On June 11, 2018, the Company announced that its Board of Directors authorized a $2.5 billion increase in the then available amount under its existing Stock Repurchase Program (“SRP”). Under the Company’s Stock Repurchase Program (“SRP”), the Company is authorized to repurchase up to approximately $3.6 billion of its outstanding shares through the end of 2019. The repurchase of additional shares in the future will depend upon many factors, including the Company’s financial condition, liquidity and legal requirements. During 2019, the Company has not repurchased any shares of its common stock under the SRP. At March 31, 2019, approximately $2.1 billion remains available to repurchase shares of its common stock under the SRP.
 
For the three months ended March 31, 2019 and 2018 dividends per share were $0.23.
 
Other
 
On March 14, 2019, the Company announced that Michael B. Polk, the Company’s President and Chief Executive Officer and member of the Company’s Board of Directors (the “Board”), will retire from the Company at the end of the second quarter of 2019.
 
In connection with Mr. Polk’s retirement from the Company, on June 28, 2019 (the “Retirement Date”), the Company and Mr. Polk entered into a Retirement Agreement and General Release (the “Retirement Agreement”), pursuant to which, Mr. Polk agreed to a customary release and restrictive covenants.
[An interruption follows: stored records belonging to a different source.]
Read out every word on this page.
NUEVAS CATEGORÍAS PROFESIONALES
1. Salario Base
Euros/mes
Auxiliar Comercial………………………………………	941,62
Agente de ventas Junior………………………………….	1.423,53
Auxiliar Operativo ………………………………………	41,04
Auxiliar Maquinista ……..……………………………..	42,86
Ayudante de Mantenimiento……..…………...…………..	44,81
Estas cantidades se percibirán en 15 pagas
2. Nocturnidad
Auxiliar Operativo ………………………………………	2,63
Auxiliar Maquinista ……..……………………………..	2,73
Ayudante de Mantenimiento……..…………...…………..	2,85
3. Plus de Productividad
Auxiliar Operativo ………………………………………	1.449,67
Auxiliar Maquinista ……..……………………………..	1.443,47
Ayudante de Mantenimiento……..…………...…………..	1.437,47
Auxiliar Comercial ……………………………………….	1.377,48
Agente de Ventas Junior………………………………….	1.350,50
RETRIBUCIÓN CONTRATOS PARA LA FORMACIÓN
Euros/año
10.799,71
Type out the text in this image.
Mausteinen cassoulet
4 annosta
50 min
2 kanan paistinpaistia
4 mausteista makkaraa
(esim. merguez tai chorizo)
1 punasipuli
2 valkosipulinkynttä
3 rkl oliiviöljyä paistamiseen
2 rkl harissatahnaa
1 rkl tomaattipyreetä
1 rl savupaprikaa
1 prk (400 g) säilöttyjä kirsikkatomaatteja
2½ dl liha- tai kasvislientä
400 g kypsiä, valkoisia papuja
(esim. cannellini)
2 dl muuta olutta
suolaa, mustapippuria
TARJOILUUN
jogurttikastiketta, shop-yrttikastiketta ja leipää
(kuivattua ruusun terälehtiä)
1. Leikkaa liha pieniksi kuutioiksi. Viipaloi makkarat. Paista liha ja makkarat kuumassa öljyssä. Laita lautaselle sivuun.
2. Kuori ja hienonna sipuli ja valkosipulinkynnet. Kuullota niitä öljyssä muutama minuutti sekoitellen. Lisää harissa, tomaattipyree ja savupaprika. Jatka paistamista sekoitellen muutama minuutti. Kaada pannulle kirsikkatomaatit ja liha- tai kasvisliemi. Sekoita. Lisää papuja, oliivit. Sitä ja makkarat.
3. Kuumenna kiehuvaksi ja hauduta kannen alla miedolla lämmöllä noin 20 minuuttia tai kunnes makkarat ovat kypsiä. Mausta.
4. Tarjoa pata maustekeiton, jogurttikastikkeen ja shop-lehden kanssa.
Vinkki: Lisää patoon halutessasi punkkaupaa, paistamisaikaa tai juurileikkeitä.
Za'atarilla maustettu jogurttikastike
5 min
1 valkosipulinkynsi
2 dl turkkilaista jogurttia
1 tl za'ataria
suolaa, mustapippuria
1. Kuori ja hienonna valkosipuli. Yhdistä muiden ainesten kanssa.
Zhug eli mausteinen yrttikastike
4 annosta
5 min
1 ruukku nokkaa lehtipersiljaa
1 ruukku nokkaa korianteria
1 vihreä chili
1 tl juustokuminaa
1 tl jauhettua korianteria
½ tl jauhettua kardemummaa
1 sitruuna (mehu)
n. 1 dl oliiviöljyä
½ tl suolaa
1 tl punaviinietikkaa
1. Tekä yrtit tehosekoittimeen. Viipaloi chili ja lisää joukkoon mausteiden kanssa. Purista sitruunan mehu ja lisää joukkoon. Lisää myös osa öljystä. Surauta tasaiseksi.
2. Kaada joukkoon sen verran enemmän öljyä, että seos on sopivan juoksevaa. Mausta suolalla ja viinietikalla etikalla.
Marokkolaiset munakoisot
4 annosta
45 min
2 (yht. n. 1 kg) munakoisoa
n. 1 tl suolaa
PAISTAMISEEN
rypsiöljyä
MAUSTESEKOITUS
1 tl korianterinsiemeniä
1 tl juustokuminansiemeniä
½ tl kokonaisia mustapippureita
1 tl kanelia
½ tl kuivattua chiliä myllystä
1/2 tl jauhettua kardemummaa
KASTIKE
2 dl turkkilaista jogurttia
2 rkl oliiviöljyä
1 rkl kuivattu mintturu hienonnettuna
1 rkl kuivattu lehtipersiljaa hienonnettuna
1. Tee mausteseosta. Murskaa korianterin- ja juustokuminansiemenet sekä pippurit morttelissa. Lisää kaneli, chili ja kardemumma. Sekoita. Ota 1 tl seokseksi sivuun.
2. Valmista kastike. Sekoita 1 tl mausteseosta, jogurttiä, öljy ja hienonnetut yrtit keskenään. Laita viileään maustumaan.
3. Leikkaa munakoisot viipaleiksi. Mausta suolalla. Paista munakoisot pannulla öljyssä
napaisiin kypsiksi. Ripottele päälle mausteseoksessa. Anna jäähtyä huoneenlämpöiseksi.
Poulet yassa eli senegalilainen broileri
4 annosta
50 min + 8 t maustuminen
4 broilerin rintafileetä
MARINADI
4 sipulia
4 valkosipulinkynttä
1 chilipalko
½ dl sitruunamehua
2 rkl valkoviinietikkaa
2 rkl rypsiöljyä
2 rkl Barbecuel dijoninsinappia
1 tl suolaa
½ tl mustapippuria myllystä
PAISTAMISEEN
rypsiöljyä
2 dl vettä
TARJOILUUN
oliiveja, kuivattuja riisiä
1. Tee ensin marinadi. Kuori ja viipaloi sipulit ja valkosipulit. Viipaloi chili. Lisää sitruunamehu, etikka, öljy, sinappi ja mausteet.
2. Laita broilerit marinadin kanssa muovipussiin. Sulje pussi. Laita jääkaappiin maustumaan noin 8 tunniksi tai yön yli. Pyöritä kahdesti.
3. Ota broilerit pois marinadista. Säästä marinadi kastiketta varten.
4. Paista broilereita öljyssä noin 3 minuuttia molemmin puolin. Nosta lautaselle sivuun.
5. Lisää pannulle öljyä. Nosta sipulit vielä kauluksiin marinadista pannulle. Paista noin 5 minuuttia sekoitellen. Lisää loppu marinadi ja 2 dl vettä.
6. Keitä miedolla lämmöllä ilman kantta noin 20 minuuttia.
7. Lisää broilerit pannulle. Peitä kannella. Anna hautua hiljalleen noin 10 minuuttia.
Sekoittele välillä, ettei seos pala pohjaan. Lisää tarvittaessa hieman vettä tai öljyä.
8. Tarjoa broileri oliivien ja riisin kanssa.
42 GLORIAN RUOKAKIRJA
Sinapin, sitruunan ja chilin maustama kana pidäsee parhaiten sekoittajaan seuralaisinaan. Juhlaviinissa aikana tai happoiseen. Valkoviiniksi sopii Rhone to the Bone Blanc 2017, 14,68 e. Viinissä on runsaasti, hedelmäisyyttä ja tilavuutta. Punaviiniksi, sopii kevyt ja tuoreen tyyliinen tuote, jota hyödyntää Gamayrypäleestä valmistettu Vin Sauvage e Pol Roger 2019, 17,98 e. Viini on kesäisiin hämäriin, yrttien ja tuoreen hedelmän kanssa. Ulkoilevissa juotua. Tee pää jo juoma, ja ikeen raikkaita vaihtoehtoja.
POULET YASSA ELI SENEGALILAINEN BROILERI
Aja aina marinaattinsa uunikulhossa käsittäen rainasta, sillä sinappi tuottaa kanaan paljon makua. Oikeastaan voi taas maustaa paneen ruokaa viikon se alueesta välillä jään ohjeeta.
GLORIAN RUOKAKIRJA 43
Pursuant to certain terms and conditions Mr. Polk’s unexercised 2011 stock options will remain exercisable until expiration in July 2021 consistent with the terms of the underlying option agreement. Additionally, Mr. Polk’s unvested performance-based RSUs awarded in February 2018 will continue to vest in February 2021 (subject to the satisfaction of applicable performance conditions) and a pro-rata portion of the RSUs awarded to Mr. Polk in February 2019, reflecting four months of service and totaling 45,724 RSUs, will continue to vest in February 2022 (subject to the satisfaction of applicable performance conditions).
 
Furthermore, Mr. Polk forfeited his unvested performance-based RSUs awarded in February 2017. The Company accounted for the treatment of his 2018 and 2019 awards as modification of his initial awards based on the terms and conditions of such awards. As such, the cumulative compensation expense of his 2017, 2018 and 2019 awards were reversed during the first quarter of 2019 while the fair value of the modified awards will be recognized as compensation expense over the contractual service period. During the first quarter of 2019, the Company recorded a net benefit of approximately $9.3 million based on the aforementioned terms and conditions of the Retirement Agreement. As of March 31, 2019, the unrecognized compensation of the modified awards was approximately $4.3 million, which will be recognized during the second quarter of 2019 upon the completion of Mr. Polk’s remaining service period.